Yaşadığı mahalle, sokak, paket taşları, evi, eşyaları, kıyafetleri bizi az ile yetindiğimiz, teknolojiden uzak, doksanlı yıllara götürür.
Şah İsmail, şehrin en eski yerine sıkışmış bir mahallede yaşar. O sevimli mahallede gününü dolduran, kıt kanaat yaşayan, hayattaki öncelikleri farklı, bizim anı olarak nitelendirip anlattığımız yaşantının aslında halen devam ettiğini bizlere gösterir.
Bu bağlamda manevi olgunluğunu Mevlevi adabı ve usulü ile geliştiren bir insan düşünün. O kişi Şah İsmal’in ta kendisidir.
Dünya telaşı ile işi yoktur, çok konuşmaz ama çok şey anlatır. İnsanların yüzüne mahcupluğundan bakmaz ama gönül gözü berraktır. Onunla muhabbetiniz hasıl olduğunda size yaklaşımı ile sizin ahlakınız eş değerdir, açıkçası size yaklaşımı ne ise sizde o sunuzdur.
Ona baktığınızda tanımayanlar sanki onu bir şeylerden uzak sanır. Fakat o bu dünyanın telaşı ile değil, sürekli olarak diğer dünyamızın hazırlıkları ile meşguldür.
Şah İsmail, kişiye insan olmanın ne anlama geldiğini, kötü söz söylememeyi, çirkin ve hayasız olmamayı anlatır. Bu doğrultuda karşısına çıkan ve onu dinleyen tüm insanlara önemli bilgileri aşılar. Yani ona baktığınızda ezberinizde bile olmasa Bakara 169. Sureyi size kendi haliyle “kelamsız” anlatır.
Çünkü aynı zamanda o bir hal ehlidir. Tasavvufun dile getirdiğini dilsiz anlayan ve anlatan bir muhteremdir. Şah İsmail dedemizi Afyonkarahisar’da çoğu insan tanır ve duasını almak için sürekli onu ziyaret eder. Tanımayanlarda artık bundan sonra benim aracılığım ile isterlerse eğer tanıyabilirler.
Şah İsmail’in konusu Mevlana hazretleri olunca; içine kapanık hali değişir, bahar bülbülü gibi şakıyan, her derdini Mesnevi ve Divan-ı Kebir’den anlatan biri haline dönüşüverir.

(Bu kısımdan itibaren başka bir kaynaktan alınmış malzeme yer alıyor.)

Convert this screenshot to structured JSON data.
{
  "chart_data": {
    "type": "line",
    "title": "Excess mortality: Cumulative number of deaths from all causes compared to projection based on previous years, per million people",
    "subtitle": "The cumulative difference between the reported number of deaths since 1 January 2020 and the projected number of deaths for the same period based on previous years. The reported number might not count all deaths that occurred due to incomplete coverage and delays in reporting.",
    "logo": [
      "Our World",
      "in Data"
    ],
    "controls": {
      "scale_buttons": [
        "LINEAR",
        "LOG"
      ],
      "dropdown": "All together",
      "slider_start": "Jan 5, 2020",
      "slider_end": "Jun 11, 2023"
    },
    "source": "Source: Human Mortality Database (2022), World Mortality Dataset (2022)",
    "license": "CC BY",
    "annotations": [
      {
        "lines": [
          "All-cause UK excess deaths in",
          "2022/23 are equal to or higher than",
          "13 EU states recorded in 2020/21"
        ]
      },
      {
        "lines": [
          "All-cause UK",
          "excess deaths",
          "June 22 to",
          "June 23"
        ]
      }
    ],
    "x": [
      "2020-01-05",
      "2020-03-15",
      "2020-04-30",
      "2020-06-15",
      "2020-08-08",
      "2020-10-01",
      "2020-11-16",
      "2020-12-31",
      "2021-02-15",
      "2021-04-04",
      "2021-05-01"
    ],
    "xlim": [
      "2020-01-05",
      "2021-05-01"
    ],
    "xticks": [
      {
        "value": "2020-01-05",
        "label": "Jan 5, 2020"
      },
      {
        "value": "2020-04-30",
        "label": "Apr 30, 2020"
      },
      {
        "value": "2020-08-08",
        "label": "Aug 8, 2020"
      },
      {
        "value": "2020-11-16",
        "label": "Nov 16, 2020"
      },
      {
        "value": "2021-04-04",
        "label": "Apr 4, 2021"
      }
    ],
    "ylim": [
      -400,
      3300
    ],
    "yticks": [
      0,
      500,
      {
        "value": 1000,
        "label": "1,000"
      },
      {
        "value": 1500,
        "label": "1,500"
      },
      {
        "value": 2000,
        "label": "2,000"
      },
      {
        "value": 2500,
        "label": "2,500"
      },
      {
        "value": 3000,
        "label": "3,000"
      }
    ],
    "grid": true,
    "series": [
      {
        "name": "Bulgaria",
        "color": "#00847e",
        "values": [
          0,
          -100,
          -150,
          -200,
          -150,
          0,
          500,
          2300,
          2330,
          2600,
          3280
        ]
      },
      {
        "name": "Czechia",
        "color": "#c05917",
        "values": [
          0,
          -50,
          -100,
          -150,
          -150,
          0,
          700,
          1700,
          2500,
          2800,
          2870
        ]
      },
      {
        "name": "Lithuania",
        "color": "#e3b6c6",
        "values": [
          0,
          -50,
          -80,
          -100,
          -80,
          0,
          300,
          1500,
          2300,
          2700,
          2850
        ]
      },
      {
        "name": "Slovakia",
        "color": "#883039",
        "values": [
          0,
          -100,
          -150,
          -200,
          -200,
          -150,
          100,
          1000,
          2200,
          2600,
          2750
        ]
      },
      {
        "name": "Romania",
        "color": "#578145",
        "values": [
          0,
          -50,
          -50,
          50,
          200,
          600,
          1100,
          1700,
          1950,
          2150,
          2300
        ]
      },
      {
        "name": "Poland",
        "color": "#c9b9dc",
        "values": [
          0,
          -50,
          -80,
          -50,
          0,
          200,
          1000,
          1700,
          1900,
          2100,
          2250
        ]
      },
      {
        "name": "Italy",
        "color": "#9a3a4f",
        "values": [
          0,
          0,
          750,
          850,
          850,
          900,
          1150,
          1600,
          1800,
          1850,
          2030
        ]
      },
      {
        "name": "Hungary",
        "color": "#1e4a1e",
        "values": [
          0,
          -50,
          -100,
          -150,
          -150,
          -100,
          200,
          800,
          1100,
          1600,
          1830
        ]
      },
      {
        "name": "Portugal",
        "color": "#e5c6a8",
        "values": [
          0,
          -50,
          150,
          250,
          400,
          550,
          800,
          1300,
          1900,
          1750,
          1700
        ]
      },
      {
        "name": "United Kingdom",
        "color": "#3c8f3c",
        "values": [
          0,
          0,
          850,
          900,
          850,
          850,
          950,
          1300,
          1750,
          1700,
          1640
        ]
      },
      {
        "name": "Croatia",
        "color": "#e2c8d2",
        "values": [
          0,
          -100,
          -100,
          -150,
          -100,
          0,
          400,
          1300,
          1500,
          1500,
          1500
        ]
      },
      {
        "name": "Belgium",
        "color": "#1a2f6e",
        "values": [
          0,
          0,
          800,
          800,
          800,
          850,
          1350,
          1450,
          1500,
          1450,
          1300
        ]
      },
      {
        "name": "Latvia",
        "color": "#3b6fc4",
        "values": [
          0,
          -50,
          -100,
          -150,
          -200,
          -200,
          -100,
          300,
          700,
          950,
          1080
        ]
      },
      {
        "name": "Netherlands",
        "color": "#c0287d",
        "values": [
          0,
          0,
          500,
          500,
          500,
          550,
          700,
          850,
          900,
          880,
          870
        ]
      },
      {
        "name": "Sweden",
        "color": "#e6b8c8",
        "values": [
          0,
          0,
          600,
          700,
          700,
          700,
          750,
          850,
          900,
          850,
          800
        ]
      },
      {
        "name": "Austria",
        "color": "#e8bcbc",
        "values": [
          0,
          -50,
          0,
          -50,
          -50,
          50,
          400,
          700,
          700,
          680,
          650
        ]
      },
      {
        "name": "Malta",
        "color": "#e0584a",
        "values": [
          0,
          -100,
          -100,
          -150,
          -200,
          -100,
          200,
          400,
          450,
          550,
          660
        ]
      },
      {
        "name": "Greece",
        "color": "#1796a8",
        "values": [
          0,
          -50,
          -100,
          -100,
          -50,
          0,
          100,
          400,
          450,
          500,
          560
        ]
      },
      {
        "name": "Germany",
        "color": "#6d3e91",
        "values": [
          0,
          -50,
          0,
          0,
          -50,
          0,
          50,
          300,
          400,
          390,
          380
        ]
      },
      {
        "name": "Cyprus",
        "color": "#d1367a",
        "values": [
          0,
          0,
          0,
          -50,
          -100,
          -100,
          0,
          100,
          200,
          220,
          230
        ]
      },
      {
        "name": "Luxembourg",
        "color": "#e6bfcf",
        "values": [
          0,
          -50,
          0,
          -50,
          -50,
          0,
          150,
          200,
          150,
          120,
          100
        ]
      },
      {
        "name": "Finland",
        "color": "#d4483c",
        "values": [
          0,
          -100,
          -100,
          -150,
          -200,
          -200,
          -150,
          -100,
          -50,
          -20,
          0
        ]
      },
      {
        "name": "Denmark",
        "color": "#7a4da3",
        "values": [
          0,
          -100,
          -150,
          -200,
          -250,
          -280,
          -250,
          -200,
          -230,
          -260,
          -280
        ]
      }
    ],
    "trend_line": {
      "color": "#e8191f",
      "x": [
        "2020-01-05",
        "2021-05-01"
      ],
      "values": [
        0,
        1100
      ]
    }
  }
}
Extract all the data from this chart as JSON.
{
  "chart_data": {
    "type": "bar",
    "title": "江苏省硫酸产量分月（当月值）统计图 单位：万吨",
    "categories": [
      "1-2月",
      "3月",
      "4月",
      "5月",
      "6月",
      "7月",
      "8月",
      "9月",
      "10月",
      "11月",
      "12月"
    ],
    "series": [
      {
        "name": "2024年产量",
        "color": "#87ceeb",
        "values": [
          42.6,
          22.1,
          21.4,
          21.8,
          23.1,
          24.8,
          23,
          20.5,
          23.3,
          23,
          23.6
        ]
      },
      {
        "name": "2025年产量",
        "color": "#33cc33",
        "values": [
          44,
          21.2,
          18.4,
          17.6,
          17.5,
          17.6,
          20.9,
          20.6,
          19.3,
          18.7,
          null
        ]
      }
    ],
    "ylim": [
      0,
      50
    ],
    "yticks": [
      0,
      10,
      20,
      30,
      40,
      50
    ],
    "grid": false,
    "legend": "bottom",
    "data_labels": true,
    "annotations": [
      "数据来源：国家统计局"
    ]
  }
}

Şah İsmail dedemizde bizler için sıradan bir insan değildir. Geç doğmuş, ama geçmişi hiçbir zaman bırakmamış, dünyaya gelmiş 38 doğumlu genç bir delikanlıdır.
Allah ona uzun ömürler versin. Dünya şuan da dönüyorsa belki de Şah İsmail dedemiz ve onun gibi hayırlı, kalp gözü açık, Allah dostu insanların hatrına dönüyor.
Şah İsmail dedemiz gibi önemli değerlerimizin kıymetini iyi bilmeliyiz. İyi bilmeliyiz ki; sadece bu dünyadan göçüp gittiğinde değil, bu dünyada iken de onlardan yararlanmalıyız.
Şu kesin ki o vefat ettiğinde; Afyon yine önemli bir manevi değerini ve sancağını kaybetmiş olacak. Ve tanımış olduğu insanlara vermiş olduğu fotokopileri çekilmiş kabir duaları, yemek duaları ve Salavat-ı Şerifler onu arayacak...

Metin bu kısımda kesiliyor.